Shortly before the flare-up, Nathan Jeffay, writing in The Forward, observed that the ceasefire that was broken right up to the bombings, both sides were left militarily strengthened, sharpening their knives: “For Hamas, the Islamist group that controls Gaza after winning a 2006 election there, the cease-fire was a chance to stockpile its arsenal, increasing the number and capability of its rockets. On December 21, two days after the cease-fire ended, Shin Bet, Israel’s domestic intelligence agency, reported to Israel’s Cabinet that it believes Hamas now has rockets that can reach a 25-mile radius from Gaza. This would mean they could hit the outskirts of Beersheba, Israel’s fourth largest city. It also brings the port city of Ashdod into range.”

Jeffay quoted Eyal Zisser, “a terrorism expert at Tel Aviv University,” who said, “Gaza is the only place in the Arab world where Islamists are in power, and they have shown themselves able to rule and to successfully negotiate and benefit from a cease-fire.” Jeffay adds that “the lull gave the army a chance to practice its range of possible responses to Hamas rockets, from targeted killings to a full-scale operation in Gaza. Security experts say it was a period of intense preparation. ‘The [Israel Defense Forces] will have prepared intelligence and used the chance for the training of troops,’ said Ely Karmon, former adviser to the Defense Ministry and senior researcher at the Institute for Counter-Terrorism at the Interdisciplinary Center in Herzliya.”

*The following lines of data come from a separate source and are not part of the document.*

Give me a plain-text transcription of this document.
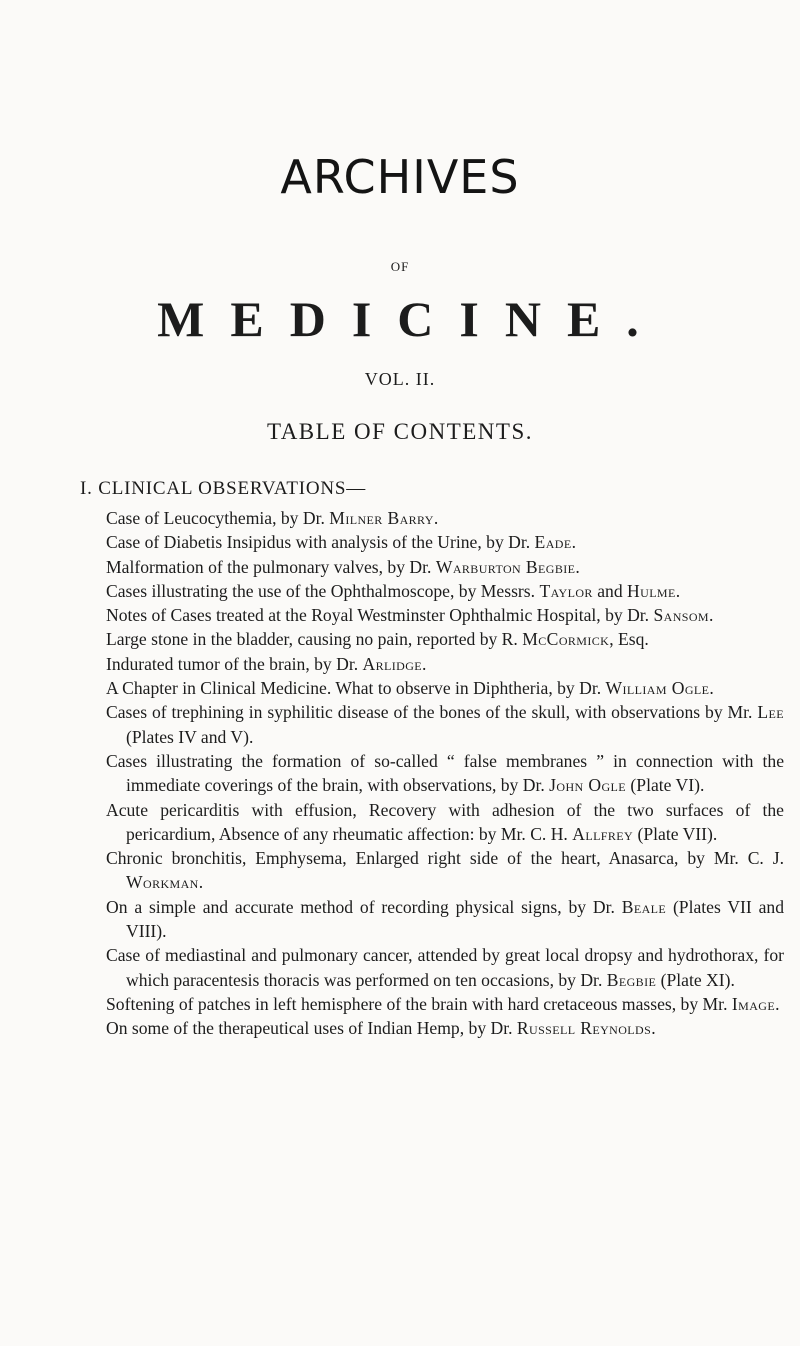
ARCHIVES
OF
MEDICINE.
VOL. II.
TABLE OF CONTENTS.
I. CLINICAL OBSERVATIONS—
Case of Leucocythemia, by Dr. Milner Barry.
Case of Diabetis Insipidus with analysis of the Urine, by Dr. Eade.
Malformation of the pulmonary valves, by Dr. Warburton Begbie.
Cases illustrating the use of the Ophthalmoscope, by Messrs. Taylor and Hulme.
Notes of Cases treated at the Royal Westminster Ophthalmic Hospital, by Dr. Sansom.
Large stone in the bladder, causing no pain, reported by R. McCormick, Esq.
Indurated tumor of the brain, by Dr. Arlidge.
A Chapter in Clinical Medicine. What to observe in Diphtheria, by Dr. William Ogle.
Cases of trephining in syphilitic disease of the bones of the skull, with observations by Mr. Lee (Plates IV and V).
Cases illustrating the formation of so-called “ false membranes ” in connection with the immediate coverings of the brain, with observations, by Dr. John Ogle (Plate VI).
Acute pericarditis with effusion, Recovery with adhesion of the two surfaces of the pericardium, Absence of any rheumatic affection: by Mr. C. H. Allfrey (Plate VII).
Chronic bronchitis, Emphysema, Enlarged right side of the heart, Anasarca, by Mr. C. J. Workman.
On a simple and accurate method of recording physical signs, by Dr. Beale (Plates VII and VIII).
Case of mediastinal and pulmonary cancer, attended by great local dropsy and hydrothorax, for which paracentesis thoracis was performed on ten occasions, by Dr. Begbie (Plate XI).
Softening of patches in left hemisphere of the brain with hard cretaceous masses, by Mr. Image.
On some of the therapeutical uses of Indian Hemp, by Dr. Russell Reynolds.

In the London Review of Books, Sara Roy wrote, also before the operation (“Cast Lead”), that “Israel’s siege has two fundamental goals. One is to ensure that the Palestinians there are seen merely as a humanitarian problem, beggars who have no political identity and therefore can have no political claims. The second is to foist Gaza onto Egypt.” After describing the economic strangulation at considerable length and detail, Roy noted: “The breakdown of an entire society is happening in front of us, but there is little international response beyond UN warnings which are ignored. … How can keeping food and medicine from the people of Gaza protect the people of Israel? How can the impoverishment and suffering of Gaza’s children — more than 50 per cent of the population — benefit anyone? International law as well as human decency demands their protection. If Gaza falls, the West Bank will be next.” It is superfluous to add that Sara Roy is the child of survivors of the Nazi Holocaust.

Developments are changing constantly. As of “press” time, Ha’aretz reports that Israeli Arabs are demonstrating, burning tires and Israeli flags. Not surprising, but a potential powder-keg: one-seventh of Israel’s population is Arab. This could quite possibly turn into another intifada if the bloodbath continues. Gideon Levy, one of the sharpest editorialists in the Israeli press, wrote immediately after the attacks started, “Once again, Israel’s violent responses, even if there is justification for them, exceed all proportion and cross every red line of humaneness, morality, international law and wisdom. What began yesterday in Gaza is a war crime and the foolishness of a country.”

Israel will doubtless suffer further attacks against its own citizens if words from people like Levy are ridiculed or ignored, the necessary, at times painful, voices of dissent that put a worthy nation on the right track if, and more often when, it goes perilously astray.